Michael Imhotep is a historian, researcher, and founder of the African History Network. He teaches a 10-week course connecting the Haitian Revolution to the U.S. Civil War, the Louisiana Purchase, and the Black Power Movement. His breakdown of the New York Times 2022 investigative series cuts straight to why Haiti is poor. And who is responsible.
“Haiti became the first and only nation to pay reparations to its former masters and their descendants for generations.”
1. France Demanded Reparations From the People It Had Enslaved, and Haiti Paid
In 1825, a French warship sailed into Port-au-Prince harbor. It was bristling with cannons. The message from King Charles X was simple: pay France 150 million francs, or face war again. Haiti had already beaten Napoleon’s forces. The Haitian Revolution ran from 1791 to 1803. Haiti declared independence on January 1, 1804. It became the world’s first free Black republic. None of that mattered to France. France wanted compensation for its slaveholders’ “lost property.” In other words, France wanted payment for the people who had freed themselves. Haiti had no powerful allies. It was desperate for trade recognition. So it agreed. As a result, Haiti became the only nation in history forced to pay its former colonizers for the crime of winning its own freedom.
2. The “Double Debt” Was Designed to Trap Haiti Forever
Haiti could not pay 150 million francs outright. So France pushed Haiti to borrow from a group of French banks to begin the payments. This created what historians call the double debt. Haiti owed France. It also owed the French banks it borrowed from to pay France. A New York Times team then reviewed thousands of pages of archival documents. They also consulted 15 leading economists. Together, they calculated that Haiti’s tracked payments totaled approximately $560 million in today’s dollars. Even so, Haiti did not fully settle its debt until 1947, more than 140 years after independence. Economist Thomas Piketty stated it plainly: “Neo-colonialism through debt. This drain has totally disrupted the process of state building.”
3. The Real Cost Isn’t $560 Million. It’s Up to $115 Billion in Lost Growth.
Every franc France took was a franc Haiti could not spend on its own people. That meant no investment in roads, schools, hospitals, or factories. Those are the building blocks of a functioning nation. Because of this drain, Haiti fell further behind with every payment. The New York Times consulted 15 of the world’s leading economists on the full cost. Their conclusion: the payments cost Haiti between $21 billion and $115 billion in lost economic growth. That is as much as eight times the size of Haiti’s entire economy in 2020. In fact, one French historian called it “meta slavery,” a system that kept Haiti economically captive long after independence.

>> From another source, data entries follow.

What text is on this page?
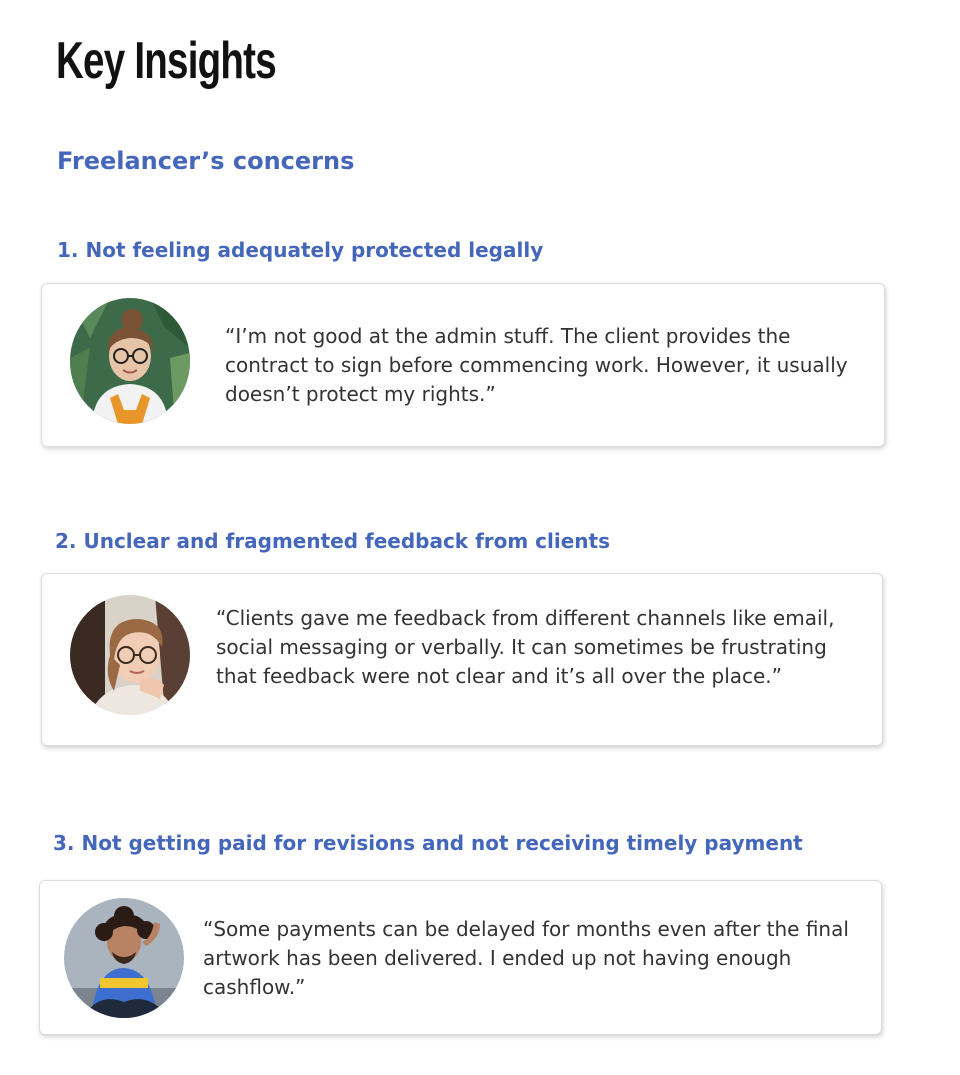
Key Insights
Freelancer’s concerns
1. Not feeling adequately protected legally

“I’m not good at the admin stuff. The client provides the contract to sign before commencing work. However, it usually doesn’t protect my rights.”

2. Unclear and fragmented feedback from clients

“Clients gave me feedback from different channels like email, social messaging or verbally. It can sometimes be frustrating that feedback were not clear and it’s all over the place.”

3. Not getting paid for revisions and not receiving timely payment

“Some payments can be delayed for months even after the final artwork has been delivered. I ended up not having enough cashflow.”
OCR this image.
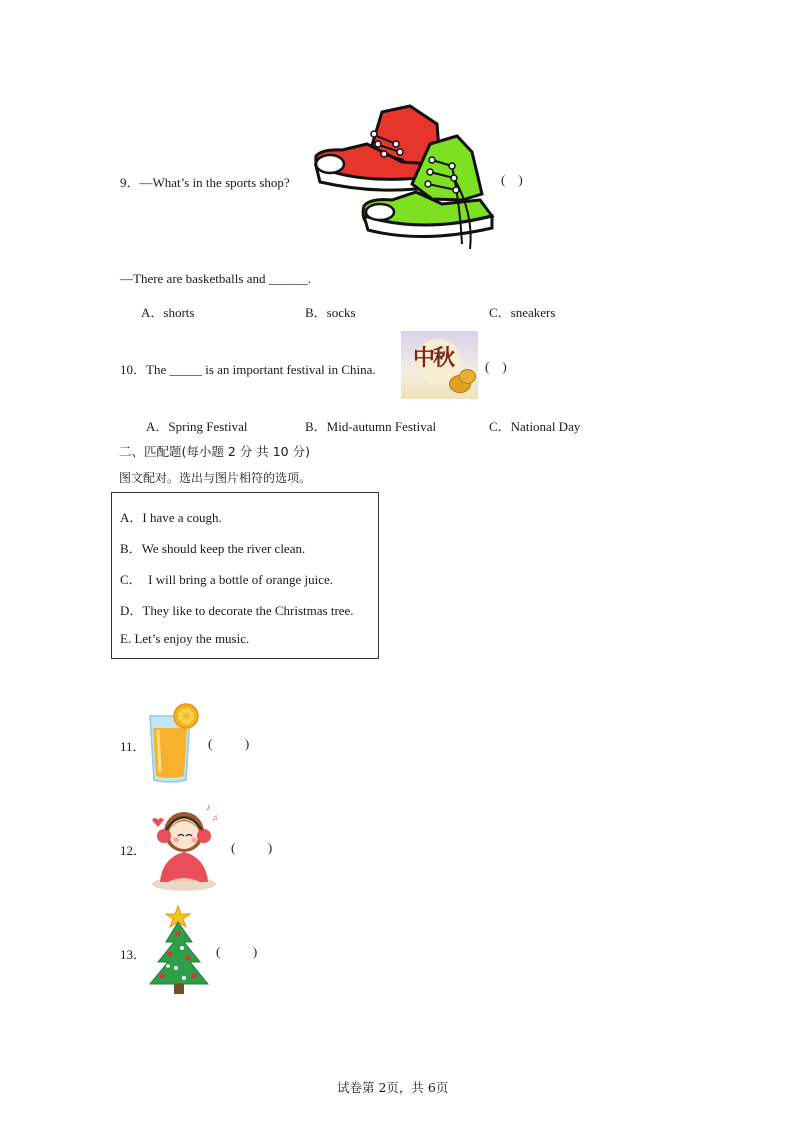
9．—What’s in the sports shop?	(    )
—There are basketballs and ______.
A．shorts	B．socks	C．sneakers
10．The _____ is an important festival in China. 中秋 (    )
A．Spring Festival	B．Mid-autumn Festival	C．National Day
二、匹配题(每小题 2 分 共 10 分)
图文配对。选出与图片相符的选项。
A．I have a cough.
B．We should keep the river clean.
C．  I will bring a bottle of orange juice.
D．They like to decorate the Christmas tree.
E. Let’s enjoy the music.
11．	(          )
12．
♪
♫
(          )
13．	(          )
试卷第 2页，共 6页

4. When Haiti’s President Demanded the Money Back, France and the U.S. Removed Him
In April 2003, President Jean-Bertrand Aristide stood before a crowd of farmers, workers, and students. Aristide was Haiti’s first democratically elected president. He demanded France repay Haiti $21,685,135,571.48. That was the precise amount his government calculated France owed. France’s ambassador called the demand “an explosive.” He said France had to “diffuse it” immediately. Within a year, France and the United States organized a coup. They removed Aristide from power in February 2004. France’s former ambassador to Haiti, Thierry Burkard, later admitted the truth. The ouster was “probably a bit about his call for reparations from France, too.” He added: “It made our job easier to dismiss the reparations claims without Mr. Aristide in office.”
5. The U.S. Didn’t Just Watch. It Treated Haiti Like a Cash Register.
In the summer of 1915, U.S. Marines invaded Haiti. The official explanation was that Haiti was “too poor and too unstable to be left to its own devices.” However, the real motives surfaced quickly. Before the invasion formally began, a small team of Marines walked into Haiti’s National Bank. They carried out $500,000 in gold. Within days, it was sitting in a Wall Street vault. For a decade after that, a quarter of Haiti’s total revenue went directly to National City Bank, the predecessor to Citigroup, and its affiliates. General Smedley Butler led U.S. forces in Haiti. He later described himself as “a racketeer for capitalism.” His words: “I helped make Haiti and Cuba a decent place for the National City Bank boys to collect revenues.”